「国宝」(小説)
封切り直後に映画を観に行き、その足で上下巻を購入。数日で読破。第69回芸術選奨文部科学大臣賞、第14回中央公論文芸賞受賞作とのこと。

「国宝」吉田修一(2018)
もう新聞を取らなくなって久しいが、この連載は記憶にある。ただ途中からだったせいもあってイマイチ嵌らず、殆ど読んでなかった。独特な語り口に慣れなかったせいかもしれない。てなことを言いつつ、今回最初から読みだしたらこの語り調子がメチャクチャ読みやすいじゃありませんか。いや最初から読みやすかったんだと思うのよ。単に話を全くわかっていなかったせい。すみませんでした(誰に謝ってるんだ)。

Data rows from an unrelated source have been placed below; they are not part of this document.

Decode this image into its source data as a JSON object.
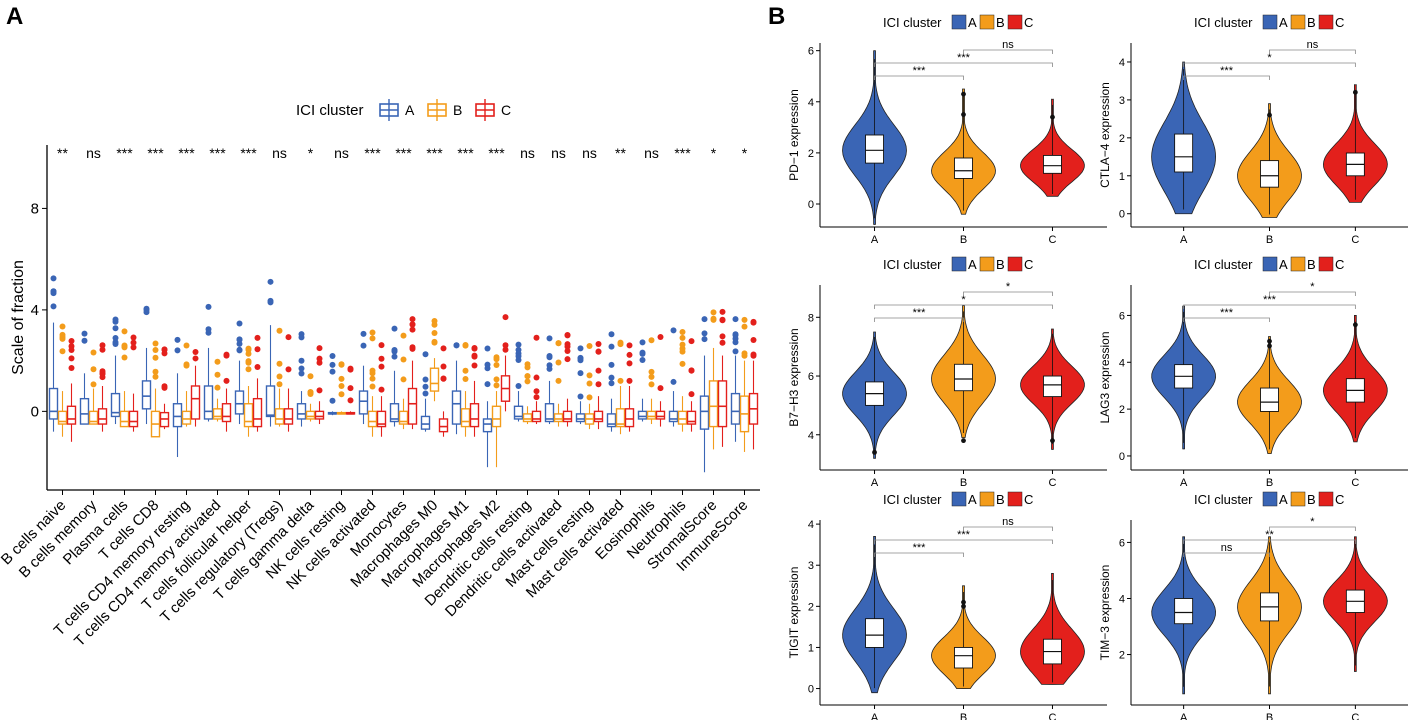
{
  "panel_labels": [
    "A",
    "B"
  ],
  "colors": {
    "A": "#3a65b5",
    "B": "#f39c1b",
    "C": "#e3201c"
  },
  "chart_data": [
    {
      "type": "box",
      "panel": "A",
      "legend": {
        "title": "ICI cluster",
        "entries": [
          "A",
          "B",
          "C"
        ],
        "placement": "top"
      },
      "ylabel": "Scale of fraction",
      "xlabel": "",
      "ylim": [
        -3.1,
        10.5
      ],
      "yticks": [
        0,
        4,
        8
      ],
      "categories": [
        "B cells naive",
        "B cells memory",
        "Plasma cells",
        "T cells CD8",
        "T cells CD4 memory resting",
        "T cells CD4 memory activated",
        "T cells follicular helper",
        "T cells regulatory (Tregs)",
        "T cells gamma delta",
        "NK cells resting",
        "NK cells activated",
        "Monocytes",
        "Macrophages M0",
        "Macrophages M1",
        "Macrophages M2",
        "Dendritic cells resting",
        "Dendritic cells activated",
        "Mast cells resting",
        "Mast cells activated",
        "Eosinophils",
        "Neutrophils",
        "StromalScore",
        "ImmuneScore"
      ],
      "significance": [
        "**",
        "ns",
        "***",
        "***",
        "***",
        "***",
        "***",
        "ns",
        "*",
        "ns",
        "***",
        "***",
        "***",
        "***",
        "***",
        "ns",
        "ns",
        "ns",
        "**",
        "ns",
        "***",
        "*",
        "*"
      ],
      "series": [
        {
          "name": "A",
          "boxes": [
            [
              -0.8,
              -0.3,
              0.0,
              0.9,
              3.5
            ],
            [
              -0.5,
              -0.5,
              -0.1,
              0.5,
              1.5
            ],
            [
              -0.5,
              -0.2,
              -0.05,
              0.7,
              2.2
            ],
            [
              -0.5,
              0.1,
              0.6,
              1.2,
              2.5
            ],
            [
              -1.8,
              -0.6,
              -0.2,
              0.3,
              1.5
            ],
            [
              -0.4,
              -0.3,
              0.0,
              1.0,
              2.5
            ],
            [
              -0.5,
              -0.1,
              0.3,
              0.8,
              2.0
            ],
            [
              -0.6,
              -0.2,
              -0.15,
              1.0,
              3.4
            ],
            [
              -0.6,
              -0.3,
              -0.1,
              0.3,
              0.8
            ],
            [
              -0.15,
              -0.1,
              -0.1,
              -0.05,
              0.0
            ],
            [
              -0.5,
              -0.1,
              0.4,
              0.8,
              1.8
            ],
            [
              -0.6,
              -0.4,
              -0.3,
              0.3,
              1.6
            ],
            [
              -0.8,
              -0.7,
              -0.5,
              -0.2,
              0.5
            ],
            [
              -0.9,
              -0.5,
              0.3,
              0.8,
              2.0
            ],
            [
              -2.2,
              -0.8,
              -0.5,
              -0.3,
              0.4
            ],
            [
              -0.4,
              -0.3,
              -0.2,
              0.2,
              0.8
            ],
            [
              -0.5,
              -0.4,
              -0.3,
              0.3,
              1.2
            ],
            [
              -0.5,
              -0.4,
              -0.3,
              -0.1,
              0.4
            ],
            [
              -0.8,
              -0.6,
              -0.5,
              -0.1,
              0.5
            ],
            [
              -0.4,
              -0.3,
              -0.2,
              0.0,
              0.5
            ],
            [
              -0.6,
              -0.4,
              -0.3,
              0.0,
              0.8
            ],
            [
              -2.4,
              -0.7,
              0.0,
              0.6,
              2.2
            ],
            [
              -1.2,
              -0.5,
              0.0,
              0.7,
              2.2
            ]
          ]
        },
        {
          "name": "B",
          "boxes": [
            [
              -1.0,
              -0.5,
              -0.4,
              0.0,
              0.8
            ],
            [
              -0.5,
              -0.5,
              -0.4,
              0.0,
              0.9
            ],
            [
              -0.6,
              -0.6,
              -0.4,
              0.0,
              0.8
            ],
            [
              -0.6,
              -1.0,
              -0.5,
              0.0,
              0.9
            ],
            [
              -0.6,
              -0.5,
              -0.3,
              0.0,
              0.8
            ],
            [
              -0.4,
              -0.3,
              -0.2,
              0.1,
              0.5
            ],
            [
              -1.0,
              -0.6,
              -0.4,
              0.3,
              1.0
            ],
            [
              -0.6,
              -0.5,
              -0.3,
              0.1,
              0.9
            ],
            [
              -0.4,
              -0.3,
              -0.2,
              0.0,
              0.3
            ],
            [
              -0.1,
              -0.1,
              -0.1,
              -0.05,
              0.0
            ],
            [
              -1.0,
              -0.6,
              -0.4,
              0.0,
              0.6
            ],
            [
              -0.7,
              -0.5,
              -0.4,
              0.0,
              0.5
            ],
            [
              0.4,
              0.8,
              1.1,
              1.7,
              2.1
            ],
            [
              -1.0,
              -0.6,
              -0.4,
              0.1,
              0.8
            ],
            [
              -2.2,
              -0.6,
              -0.3,
              0.2,
              0.8
            ],
            [
              -0.5,
              -0.4,
              -0.3,
              -0.1,
              0.2
            ],
            [
              -0.6,
              -0.4,
              -0.3,
              -0.1,
              0.3
            ],
            [
              -0.7,
              -0.5,
              -0.3,
              -0.1,
              0.3
            ],
            [
              -0.9,
              -0.6,
              -0.5,
              0.1,
              1.0
            ],
            [
              -0.5,
              -0.3,
              -0.2,
              0.0,
              0.5
            ],
            [
              -0.8,
              -0.5,
              -0.3,
              0.0,
              0.6
            ],
            [
              -1.5,
              -0.6,
              0.2,
              1.2,
              2.5
            ],
            [
              -1.6,
              -0.8,
              -0.1,
              0.6,
              2.0
            ]
          ]
        },
        {
          "name": "C",
          "boxes": [
            [
              -1.2,
              -0.5,
              -0.3,
              0.2,
              1.1
            ],
            [
              -0.8,
              -0.5,
              -0.3,
              0.1,
              1.0
            ],
            [
              -0.8,
              -0.6,
              -0.4,
              0.0,
              0.7
            ],
            [
              -0.7,
              -0.6,
              -0.3,
              -0.05,
              0.3
            ],
            [
              -0.6,
              -0.3,
              0.5,
              1.0,
              1.8
            ],
            [
              -0.8,
              -0.4,
              -0.2,
              0.3,
              0.9
            ],
            [
              -0.8,
              -0.6,
              -0.3,
              0.5,
              1.3
            ],
            [
              -0.8,
              -0.5,
              -0.3,
              0.1,
              0.9
            ],
            [
              -0.5,
              -0.3,
              -0.2,
              0.0,
              0.4
            ],
            [
              -0.1,
              -0.1,
              -0.1,
              -0.05,
              0.0
            ],
            [
              -1.0,
              -0.6,
              -0.5,
              0.0,
              0.6
            ],
            [
              -0.7,
              -0.5,
              0.3,
              0.9,
              2.0
            ],
            [
              -1.0,
              -0.8,
              -0.6,
              -0.3,
              0.0
            ],
            [
              -1.0,
              -0.6,
              -0.3,
              0.3,
              1.2
            ],
            [
              0.0,
              0.4,
              0.9,
              1.4,
              2.2
            ],
            [
              -0.5,
              -0.4,
              -0.3,
              0.0,
              0.4
            ],
            [
              -0.6,
              -0.4,
              -0.3,
              0.0,
              0.5
            ],
            [
              -0.7,
              -0.4,
              -0.3,
              0.0,
              0.6
            ],
            [
              -0.8,
              -0.6,
              -0.3,
              0.1,
              1.0
            ],
            [
              -0.6,
              -0.3,
              -0.2,
              0.0,
              0.4
            ],
            [
              -0.8,
              -0.5,
              -0.4,
              0.0,
              0.4
            ],
            [
              -1.4,
              -0.6,
              0.2,
              1.2,
              2.2
            ],
            [
              -1.5,
              -0.5,
              0.1,
              0.7,
              2.0
            ]
          ]
        }
      ]
    },
    {
      "type": "violin",
      "panel": "B",
      "ylabel": "PD−1 expression",
      "legend": {
        "title": "ICI cluster",
        "entries": [
          "A",
          "B",
          "C"
        ]
      },
      "categories": [
        "A",
        "B",
        "C"
      ],
      "ylim": [
        -0.9,
        6.3
      ],
      "yticks": [
        0,
        2,
        4,
        6
      ],
      "groups": [
        {
          "name": "A",
          "min": -0.8,
          "q1": 1.6,
          "median": 2.1,
          "q3": 2.7,
          "max": 6.0,
          "outliers": []
        },
        {
          "name": "B",
          "min": -0.4,
          "q1": 1.0,
          "median": 1.3,
          "q3": 1.8,
          "max": 4.5,
          "outliers": [
            3.5,
            4.3
          ]
        },
        {
          "name": "C",
          "min": 0.3,
          "q1": 1.2,
          "median": 1.5,
          "q3": 1.9,
          "max": 4.1,
          "outliers": [
            3.4
          ]
        }
      ],
      "comparisons": [
        {
          "pair": [
            "A",
            "B"
          ],
          "label": "***"
        },
        {
          "pair": [
            "A",
            "C"
          ],
          "label": "***"
        },
        {
          "pair": [
            "B",
            "C"
          ],
          "label": "ns"
        }
      ]
    },
    {
      "type": "violin",
      "panel": "B",
      "ylabel": "CTLA−4 expression",
      "legend": {
        "title": "ICI cluster",
        "entries": [
          "A",
          "B",
          "C"
        ]
      },
      "categories": [
        "A",
        "B",
        "C"
      ],
      "ylim": [
        -0.35,
        4.5
      ],
      "yticks": [
        0,
        1,
        2,
        3,
        4
      ],
      "groups": [
        {
          "name": "A",
          "min": 0.0,
          "q1": 1.1,
          "median": 1.5,
          "q3": 2.1,
          "max": 4.0,
          "outliers": []
        },
        {
          "name": "B",
          "min": -0.1,
          "q1": 0.7,
          "median": 1.0,
          "q3": 1.4,
          "max": 2.9,
          "outliers": [
            2.6
          ]
        },
        {
          "name": "C",
          "min": 0.3,
          "q1": 1.0,
          "median": 1.3,
          "q3": 1.6,
          "max": 3.4,
          "outliers": [
            3.2
          ]
        }
      ],
      "comparisons": [
        {
          "pair": [
            "A",
            "B"
          ],
          "label": "***"
        },
        {
          "pair": [
            "A",
            "C"
          ],
          "label": "*"
        },
        {
          "pair": [
            "B",
            "C"
          ],
          "label": "ns"
        }
      ]
    },
    {
      "type": "violin",
      "panel": "B",
      "ylabel": "B7−H3 expression",
      "legend": {
        "title": "ICI cluster",
        "entries": [
          "A",
          "B",
          "C"
        ]
      },
      "categories": [
        "A",
        "B",
        "C"
      ],
      "ylim": [
        2.8,
        9.1
      ],
      "yticks": [
        4,
        6,
        8
      ],
      "groups": [
        {
          "name": "A",
          "min": 3.2,
          "q1": 5.0,
          "median": 5.4,
          "q3": 5.8,
          "max": 7.5,
          "outliers": [
            3.4
          ]
        },
        {
          "name": "B",
          "min": 3.9,
          "q1": 5.5,
          "median": 5.9,
          "q3": 6.4,
          "max": 8.4,
          "outliers": [
            3.8
          ]
        },
        {
          "name": "C",
          "min": 3.5,
          "q1": 5.3,
          "median": 5.7,
          "q3": 6.0,
          "max": 7.6,
          "outliers": [
            3.8
          ]
        }
      ],
      "comparisons": [
        {
          "pair": [
            "A",
            "B"
          ],
          "label": "***"
        },
        {
          "pair": [
            "A",
            "C"
          ],
          "label": "*"
        },
        {
          "pair": [
            "B",
            "C"
          ],
          "label": "*"
        }
      ]
    },
    {
      "type": "violin",
      "panel": "B",
      "ylabel": "LAG3 expression",
      "legend": {
        "title": "ICI cluster",
        "entries": [
          "A",
          "B",
          "C"
        ]
      },
      "categories": [
        "A",
        "B",
        "C"
      ],
      "ylim": [
        -0.6,
        7.3
      ],
      "yticks": [
        0,
        2,
        4,
        6
      ],
      "groups": [
        {
          "name": "A",
          "min": 0.3,
          "q1": 2.9,
          "median": 3.4,
          "q3": 3.9,
          "max": 6.4,
          "outliers": []
        },
        {
          "name": "B",
          "min": 0.1,
          "q1": 1.9,
          "median": 2.3,
          "q3": 2.9,
          "max": 5.1,
          "outliers": [
            4.7,
            4.9
          ]
        },
        {
          "name": "C",
          "min": 0.6,
          "q1": 2.3,
          "median": 2.8,
          "q3": 3.3,
          "max": 6.0,
          "outliers": [
            5.6
          ]
        }
      ],
      "comparisons": [
        {
          "pair": [
            "A",
            "B"
          ],
          "label": "***"
        },
        {
          "pair": [
            "A",
            "C"
          ],
          "label": "***"
        },
        {
          "pair": [
            "B",
            "C"
          ],
          "label": "*"
        }
      ]
    },
    {
      "type": "violin",
      "panel": "B",
      "ylabel": "TIGIT expression",
      "legend": {
        "title": "ICI cluster",
        "entries": [
          "A",
          "B",
          "C"
        ]
      },
      "categories": [
        "A",
        "B",
        "C"
      ],
      "ylim": [
        -0.4,
        4.1
      ],
      "yticks": [
        0,
        1,
        2,
        3,
        4
      ],
      "groups": [
        {
          "name": "A",
          "min": -0.1,
          "q1": 1.0,
          "median": 1.3,
          "q3": 1.7,
          "max": 3.7,
          "outliers": []
        },
        {
          "name": "B",
          "min": 0.0,
          "q1": 0.5,
          "median": 0.8,
          "q3": 1.0,
          "max": 2.5,
          "outliers": [
            2.0,
            2.1
          ]
        },
        {
          "name": "C",
          "min": 0.1,
          "q1": 0.6,
          "median": 0.9,
          "q3": 1.2,
          "max": 2.8,
          "outliers": []
        }
      ],
      "comparisons": [
        {
          "pair": [
            "A",
            "B"
          ],
          "label": "***"
        },
        {
          "pair": [
            "A",
            "C"
          ],
          "label": "***"
        },
        {
          "pair": [
            "B",
            "C"
          ],
          "label": "ns"
        }
      ]
    },
    {
      "type": "violin",
      "panel": "B",
      "ylabel": "TIM−3 expression",
      "legend": {
        "title": "ICI cluster",
        "entries": [
          "A",
          "B",
          "C"
        ]
      },
      "categories": [
        "A",
        "B",
        "C"
      ],
      "ylim": [
        0.2,
        6.8
      ],
      "yticks": [
        2,
        4,
        6
      ],
      "groups": [
        {
          "name": "A",
          "min": 0.6,
          "q1": 3.1,
          "median": 3.5,
          "q3": 4.0,
          "max": 6.2,
          "outliers": []
        },
        {
          "name": "B",
          "min": 0.6,
          "q1": 3.2,
          "median": 3.7,
          "q3": 4.2,
          "max": 6.2,
          "outliers": []
        },
        {
          "name": "C",
          "min": 1.4,
          "q1": 3.5,
          "median": 3.9,
          "q3": 4.3,
          "max": 6.2,
          "outliers": []
        }
      ],
      "comparisons": [
        {
          "pair": [
            "A",
            "B"
          ],
          "label": "ns"
        },
        {
          "pair": [
            "A",
            "C"
          ],
          "label": "**"
        },
        {
          "pair": [
            "B",
            "C"
          ],
          "label": "*"
        }
      ]
    }
  ]
}
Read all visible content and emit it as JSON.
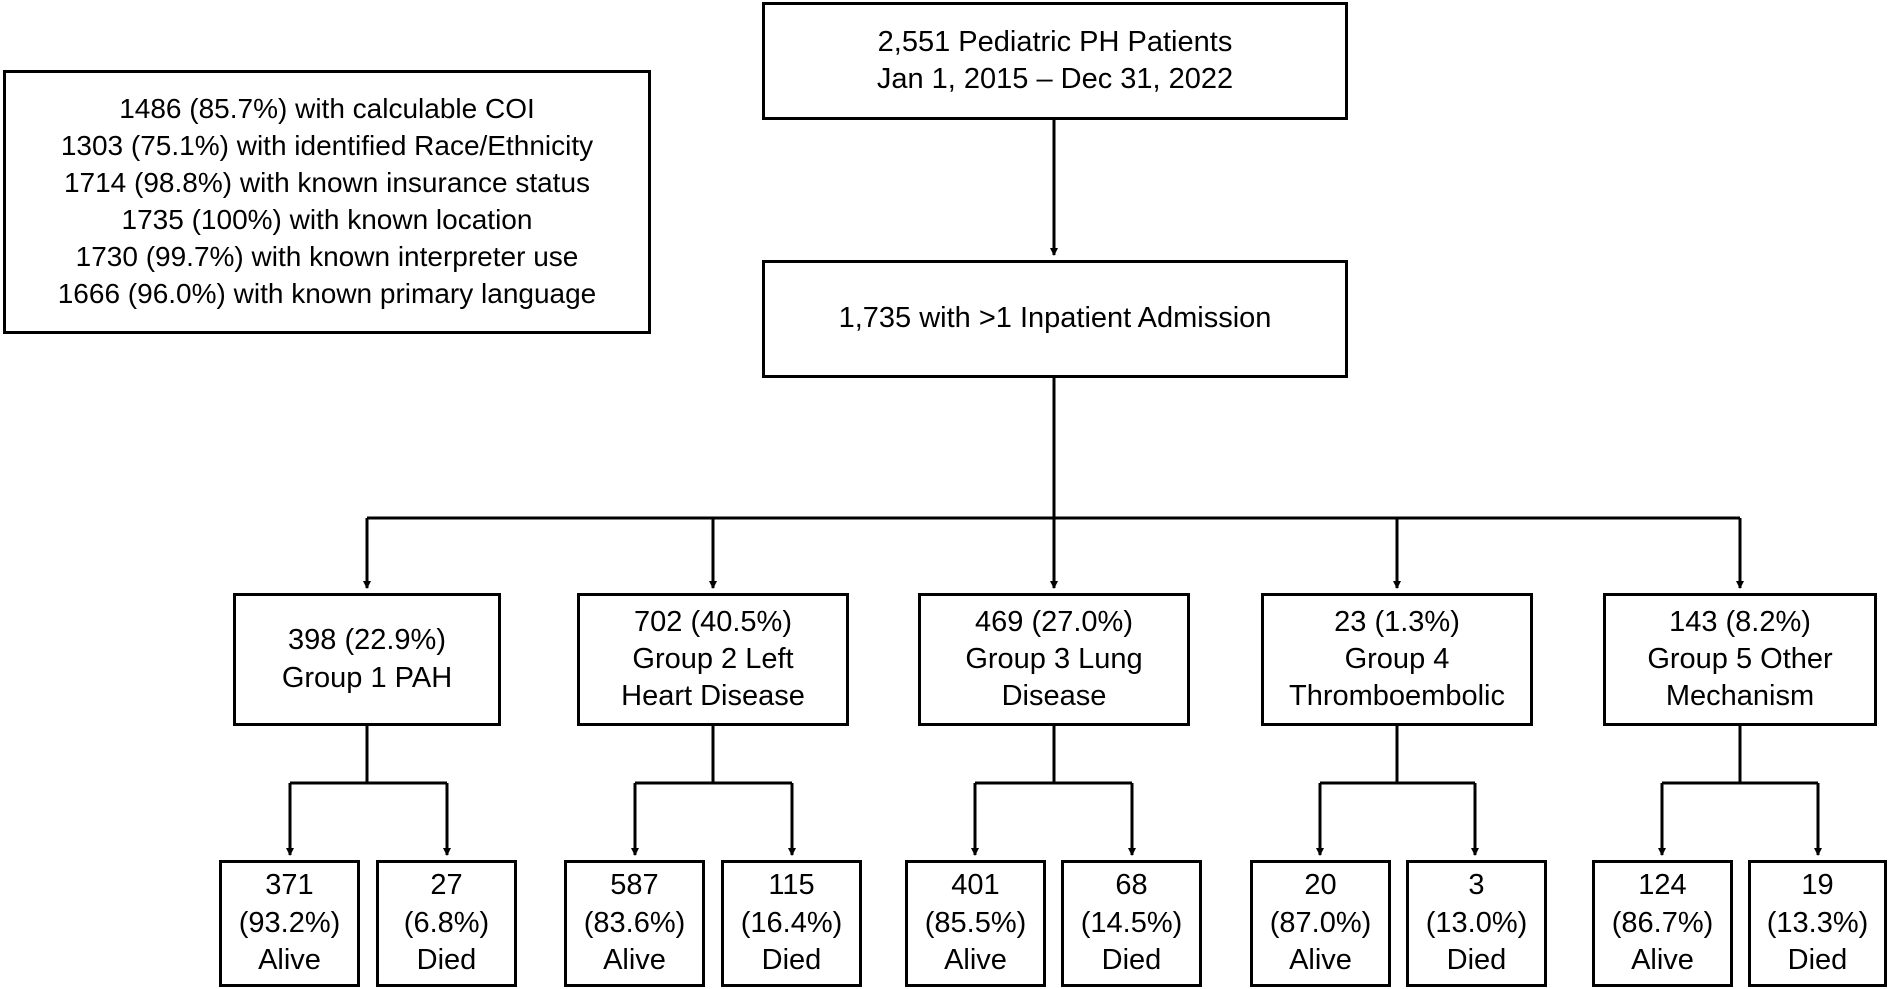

それにしてもよくもよくもこの内容を、たった3時間(とあえて言う!)の映画にまとめたものだ。二人に焦点を当てるにしても、この事情あのエピソードこの人あの人、盛り込むより削る方が倍以上勇気とパワーと根気が必要だろう。改めて製作した方々全員に敬意を表します。
そしてこれだけ削って絞って圧縮しまくっても、各登場人物のキャラが全くブレていないのは驚嘆すべきこと。特に徳ちゃんの存在、小説内でこれほどデカい存在なのに映画で省かれていても全く違和感がなかった。というより、映画は徳ちゃんのような人の視線でみた二人の人生か?という気までしてきた。つまり映画でも小説でもそれぞれの人物がちゃんとその中で「生きている」んですわ。私はよく映画観てから原作読む(その逆も)ことをするんだけど、こういう風に思ったことはなかった。映画はただのダイジェストではないし、小説もただの詳細版ではない。別世界線というわけでもない。同じ世界の同じ線上にいる。どちらの喜久雄も「この世ならぬ場所にいる」。
こんな短期間に凄いものを見せていただいて感無量。ぜひ一人でも多く「国宝」を観てほしいし、読んでほしいな、と思います。